MANGUPURA, BRAVO-IDN | Penambangan ilegal batu kapur (limestone) di Desa Adat Kampial, Kuta Selatan, Badung, bukan sekadar pelanggaran, tapi sudah “melecehkan” wibawa Pemkab Badung! Segel Satpol PP dirusak, aktivitas tetap berjalan, dan yang lebih parah, diduga kuat ada pembiaran dari Badan Pendapatan Daerah (Bapenda) terkait potensi pajak yang hilang.
Kasatpol PP Badung, I Gusti Agung Ketut Suryanegara, mencoba menunjukkan ketegasannya dengan mengancam pidana perusak segel. Namun, publik bertanya, mengapa penambangan ilegal ini bisa terus berlangsung meski sudah jelas-jelas melanggar aturan?

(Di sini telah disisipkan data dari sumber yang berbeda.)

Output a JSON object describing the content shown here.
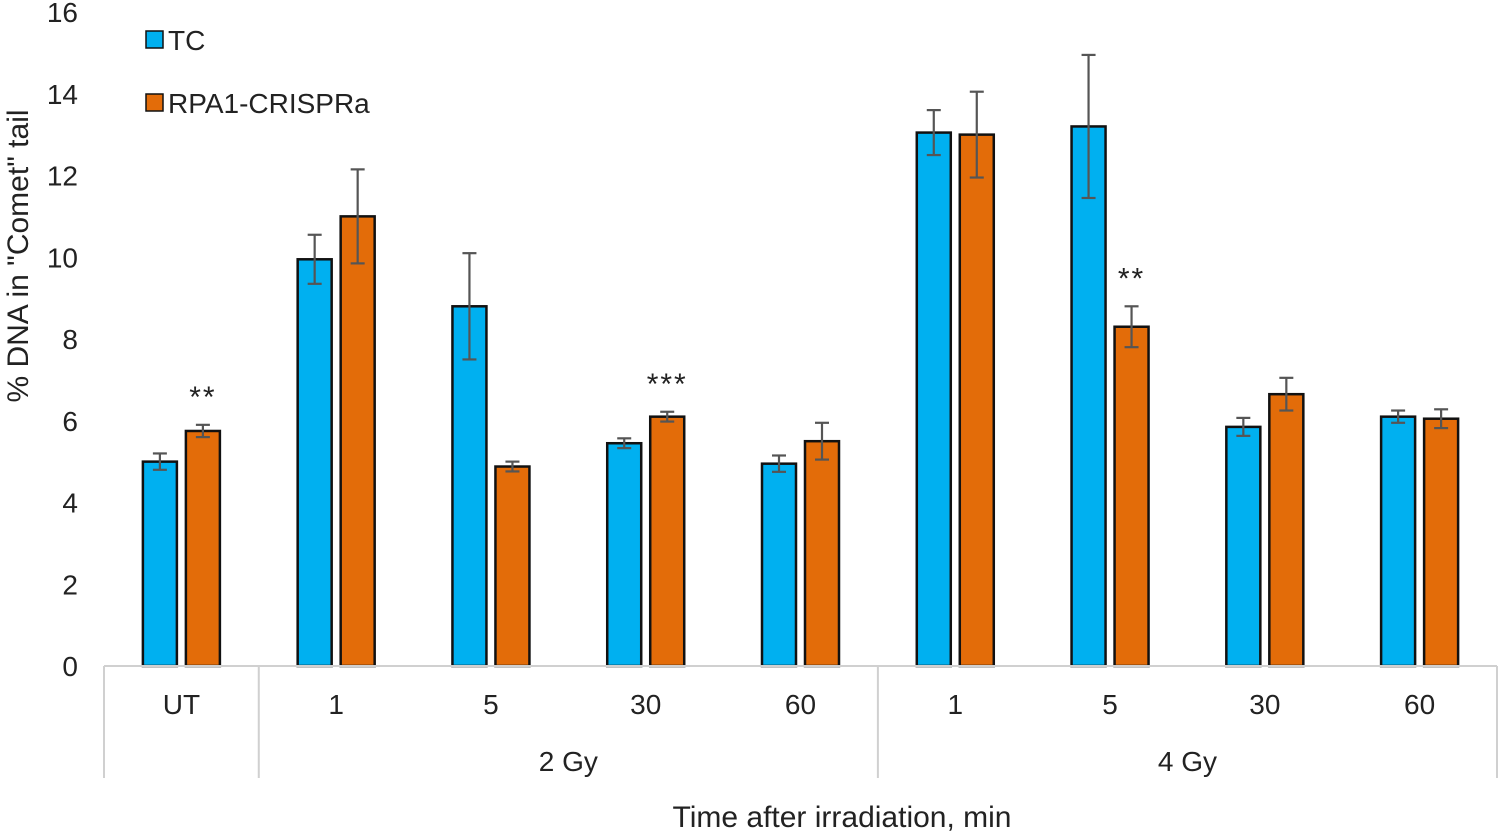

Kepala Bapenda Badung, Ni Putu Sukarini, berkelit dengan mengatakan pihaknya sudah melakukan pendataan, namun pengusaha selalu mengaku hanya melakukan penataan lahan. Alasan ini tentu menggelikan. Mungkinkah Bapenda tidak tahu ada truk-truk pengangkut batu kapur keluar masuk lokasi? Atau ada “main mata” di balik semua ini?

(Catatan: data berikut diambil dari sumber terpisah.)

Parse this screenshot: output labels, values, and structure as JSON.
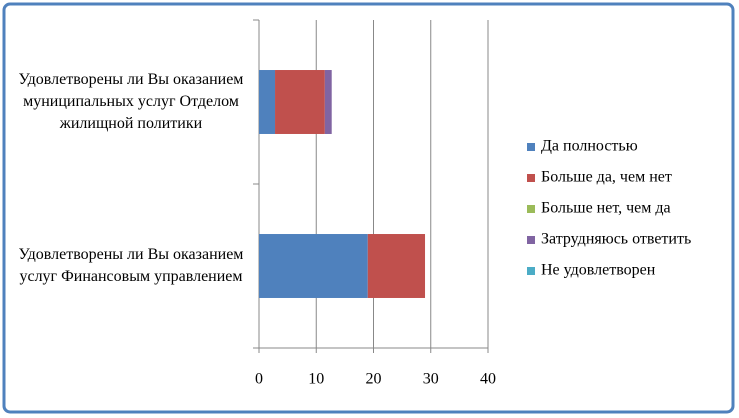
{
  "chart_data": {
    "type": "stacked-barh",
    "categories": [
      "Удовлетворены ли Вы оказанием муниципальных услуг  Отделом жилищной политики",
      "Удовлетворены ли Вы оказанием услуг Финансовым управлением"
    ],
    "series": [
      {
        "name": "Да полностью",
        "color": "#4f81bd",
        "values": [
          2.8,
          19
        ]
      },
      {
        "name": "Больше да, чем нет",
        "color": "#c0504d",
        "values": [
          8.7,
          10
        ]
      },
      {
        "name": "Больше нет, чем да",
        "color": "#9bbb59",
        "values": [
          0,
          0
        ]
      },
      {
        "name": "Затрудняюсь ответить",
        "color": "#8064a2",
        "values": [
          1.2,
          0
        ]
      },
      {
        "name": "Не удовлетворен",
        "color": "#4bacc6",
        "values": [
          0,
          0
        ]
      }
    ],
    "xlim": [
      0,
      40
    ],
    "xticks": [
      0,
      10,
      20,
      30,
      40
    ],
    "grid": true,
    "legend": "right"
  }
}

Rekomendasi dari Bendesa Adat Kampial yang membenarkan aktivitas penataan lahan juga patut dipertanyakan. Apakah rekomendasi ini murni atau ada kepentingan lain?
Kasus ini bukan hanya soal penambangan ilegal, tapi juga soal integritas dan kinerja Pemkab Badung. Publik menuntut penjelasan transparan dan tindakan tegas dari Bupati Badung terhadap seluruh pihak yang terlibat dalam praktik merugikan ini. Jangan sampai penambangan ilegal di Kampial menjadi bukti bahwa hukum bisa dibeli dan wibawa pemerintah daerah bisa dikangkangi!